JULY – SEPTEMBER 2015                                                                                                                                    

  • Net sales: SEK 2,024.3 million (2,000.1)
  • EBITA excl. extraordinary expenses: SEK 138.8 million (155.2); margin: 6.9 per cent (7.8)
  • EBITA: SEK 108.5 million (155.2); margin 5.4 per cent (7.8)
  • Operating profit: SEK 94.4 million (143.2); margin 4.7 per cent (7.2)
  • Profit after tax: SEK 61.4 million (92.3); earnings per share: SEK 0.64 (1.02)


  • Net sales: SEK 7,038.9 million (6,659.1)
  • EBITA excl. extraordinary expenses: SEK 600.7 million (559.3); margin: 8.5 per cent (8.4)
  • EBITA: SEK 540.7 million (548.0); margin: 7.7 per cent (8.2)
  • Operating profit: SEK 501.4 million (510.4); margin: 7.1 per cent (7.7)
  • Profit after tax: SEK 353.7 million (334.8); earnings per share: SEK 3.81 (3.78)
  • Net debt: SEK 1,741.1 million (1,703.8); net debt/EBITDA: 1.8 times (1.9)

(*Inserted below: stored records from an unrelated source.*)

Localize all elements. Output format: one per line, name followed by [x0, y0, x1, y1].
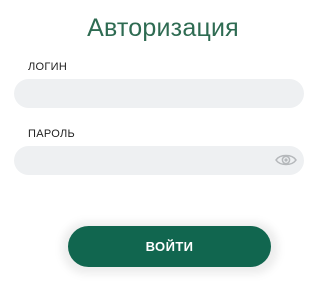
eye-icon[interactable] [275, 153, 297, 167]
login-label: ЛОГИН [28, 61, 68, 73]
password-input[interactable] [14, 146, 304, 175]
login-input[interactable] [14, 79, 304, 108]
auth-page: Авторизация ЛОГИН ПАРОЛЬ ВОЙТИ [0, 0, 326, 282]
password-label: ПАРОЛЬ [28, 128, 76, 140]
login-button[interactable]: ВОЙТИ [68, 226, 271, 267]
page-title: Авторизация [87, 14, 239, 42]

Comments from President and CEO Tomas Carlsson:

  • Sweco has acquired the Dutch company Grontmij (with around 6,000 employees), creating Europe’s leading engineering and architecture consultancy with sales of approximately SEK 15.2 billion and approximately 14,500 employees. Grontmij became part of Sweco on 1 October and integration is proceeding according to plan. Sweco held 97.36% of all Grontmij shares at the close of the reporting period and will implement a compulsory redemption of the remaining shares.
  • Sweco Sweden continues to improve its results, while earnings for Sweco Finland are once again on a good level after a weak Q2. Overall results for the quarter were impacted primarily by extraordinary expenses related to the Grontmij acquisition and by lower earnings in Norway. Grontmij’s accounts will be consolidated into Sweco as of the fourth quarter.
  • The market is stable overall, although stability is uneven among our our submarkets. The Swedish market is good, with positive development within infrastructure and the construction and real estate sector. The Norwegian market is undergoing change due to the low price of oil, but is stabilised by public investments. The Central European and Finnish markets have stabilised.